Le service valide le nombre de quotes et d’itérations, limite le nombre de calibrations simultanées et ne stocke aucune donnée utilisateur. Une erreur réseau, une erreur serveur ou un service saturé ne bloque pas le laboratoire : l’interface indique le chemin d’exécution puis utilise le Worker numériquement aligné.
Cette frontière donne un vrai rôle au backend sans rendre le développement local dépendant du DNS de production. Elle réduit aussi le risque d’épuisement des ressources publiques. Pour un endpoint numérique coûteux, être « stateless » ne suffit pas : les entrées et la concurrence doivent être bornées.

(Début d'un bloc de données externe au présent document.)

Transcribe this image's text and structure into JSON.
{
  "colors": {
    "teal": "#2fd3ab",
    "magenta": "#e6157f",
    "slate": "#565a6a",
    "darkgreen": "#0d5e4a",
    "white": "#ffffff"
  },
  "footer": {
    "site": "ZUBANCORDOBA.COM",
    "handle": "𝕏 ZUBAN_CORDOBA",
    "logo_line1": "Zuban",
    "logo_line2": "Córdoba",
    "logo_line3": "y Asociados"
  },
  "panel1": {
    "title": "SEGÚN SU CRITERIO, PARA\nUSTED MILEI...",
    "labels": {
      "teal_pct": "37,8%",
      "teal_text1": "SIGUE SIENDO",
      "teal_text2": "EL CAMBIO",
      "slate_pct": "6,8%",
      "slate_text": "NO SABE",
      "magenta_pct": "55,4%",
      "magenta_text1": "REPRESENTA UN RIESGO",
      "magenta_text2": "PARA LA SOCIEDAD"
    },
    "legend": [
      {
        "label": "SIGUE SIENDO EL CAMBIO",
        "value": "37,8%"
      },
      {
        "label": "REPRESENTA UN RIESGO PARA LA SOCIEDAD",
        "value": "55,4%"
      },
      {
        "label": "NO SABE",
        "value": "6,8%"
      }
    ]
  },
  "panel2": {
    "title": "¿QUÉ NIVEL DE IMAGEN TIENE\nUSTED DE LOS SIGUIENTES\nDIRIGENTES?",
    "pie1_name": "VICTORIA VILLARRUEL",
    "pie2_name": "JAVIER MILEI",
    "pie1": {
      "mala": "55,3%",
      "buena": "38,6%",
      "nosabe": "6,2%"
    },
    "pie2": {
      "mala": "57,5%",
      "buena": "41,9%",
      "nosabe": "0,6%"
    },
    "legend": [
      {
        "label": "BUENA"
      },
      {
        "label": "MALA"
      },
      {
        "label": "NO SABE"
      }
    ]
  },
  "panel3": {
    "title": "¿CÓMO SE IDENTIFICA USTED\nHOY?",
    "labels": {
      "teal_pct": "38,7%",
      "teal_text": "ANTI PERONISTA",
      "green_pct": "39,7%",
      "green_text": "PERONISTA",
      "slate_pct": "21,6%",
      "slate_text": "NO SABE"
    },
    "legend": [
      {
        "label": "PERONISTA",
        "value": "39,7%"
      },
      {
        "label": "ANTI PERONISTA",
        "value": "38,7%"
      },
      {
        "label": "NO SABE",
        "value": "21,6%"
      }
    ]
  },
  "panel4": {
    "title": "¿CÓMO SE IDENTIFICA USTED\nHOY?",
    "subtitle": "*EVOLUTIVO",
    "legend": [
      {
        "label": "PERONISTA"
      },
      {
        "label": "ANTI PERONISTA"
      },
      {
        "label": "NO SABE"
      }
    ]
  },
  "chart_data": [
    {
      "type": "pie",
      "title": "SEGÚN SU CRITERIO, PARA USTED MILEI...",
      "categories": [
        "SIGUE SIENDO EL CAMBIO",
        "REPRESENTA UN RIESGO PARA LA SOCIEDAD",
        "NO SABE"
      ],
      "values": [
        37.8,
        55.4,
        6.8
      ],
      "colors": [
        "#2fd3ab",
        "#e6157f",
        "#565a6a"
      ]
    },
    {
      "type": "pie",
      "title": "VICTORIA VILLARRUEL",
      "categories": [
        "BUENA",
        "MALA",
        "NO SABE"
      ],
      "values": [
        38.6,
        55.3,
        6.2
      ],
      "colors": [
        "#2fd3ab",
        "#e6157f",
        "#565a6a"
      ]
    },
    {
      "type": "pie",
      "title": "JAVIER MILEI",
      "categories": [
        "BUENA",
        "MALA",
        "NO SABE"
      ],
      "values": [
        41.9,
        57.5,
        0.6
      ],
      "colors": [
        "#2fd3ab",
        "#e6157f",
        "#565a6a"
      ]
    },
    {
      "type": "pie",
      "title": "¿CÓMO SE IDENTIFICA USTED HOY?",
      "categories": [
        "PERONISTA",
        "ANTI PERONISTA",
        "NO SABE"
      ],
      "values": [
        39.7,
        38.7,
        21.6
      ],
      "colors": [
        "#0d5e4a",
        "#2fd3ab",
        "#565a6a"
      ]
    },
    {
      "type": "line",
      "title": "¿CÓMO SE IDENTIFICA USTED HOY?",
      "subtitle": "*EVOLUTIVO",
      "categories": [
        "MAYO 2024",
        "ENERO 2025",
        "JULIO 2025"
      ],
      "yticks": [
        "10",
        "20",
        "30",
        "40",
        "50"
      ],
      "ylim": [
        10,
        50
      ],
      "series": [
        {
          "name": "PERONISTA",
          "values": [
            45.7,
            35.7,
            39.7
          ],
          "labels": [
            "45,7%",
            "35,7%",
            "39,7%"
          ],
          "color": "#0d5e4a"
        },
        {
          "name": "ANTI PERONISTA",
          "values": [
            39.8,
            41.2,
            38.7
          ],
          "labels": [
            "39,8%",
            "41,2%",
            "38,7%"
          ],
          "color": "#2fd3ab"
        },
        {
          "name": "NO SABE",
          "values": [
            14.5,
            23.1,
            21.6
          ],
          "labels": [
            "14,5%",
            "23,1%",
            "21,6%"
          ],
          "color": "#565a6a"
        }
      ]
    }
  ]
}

La parité numérique fait partie du contrat
Dès que TypeScript et Python couvrent le même comportement Heston, un statut HTTP 200 ne suffit pas. Des fixtures partagées et des tolérances explicites vérifient leur accord. Les entrées financières invalides sont signalées, jamais corrigées silencieusement : un graphique pratique ne justifie pas de masquer une erreur de domaine.
La règle que je conserve
La règle finale tient en une phrase :
Je place un calcul selon son coût mesuré pour l’utilisateur, pas selon la sophistication apparente de ses mathématiques.
Une surface à l’échelle du marché, un Monte Carlo plus large ou une calibration plus ambitieuse demanderont un nouveau benchmark. Ils n’hériteront pas automatiquement de la décision prise pour Heston.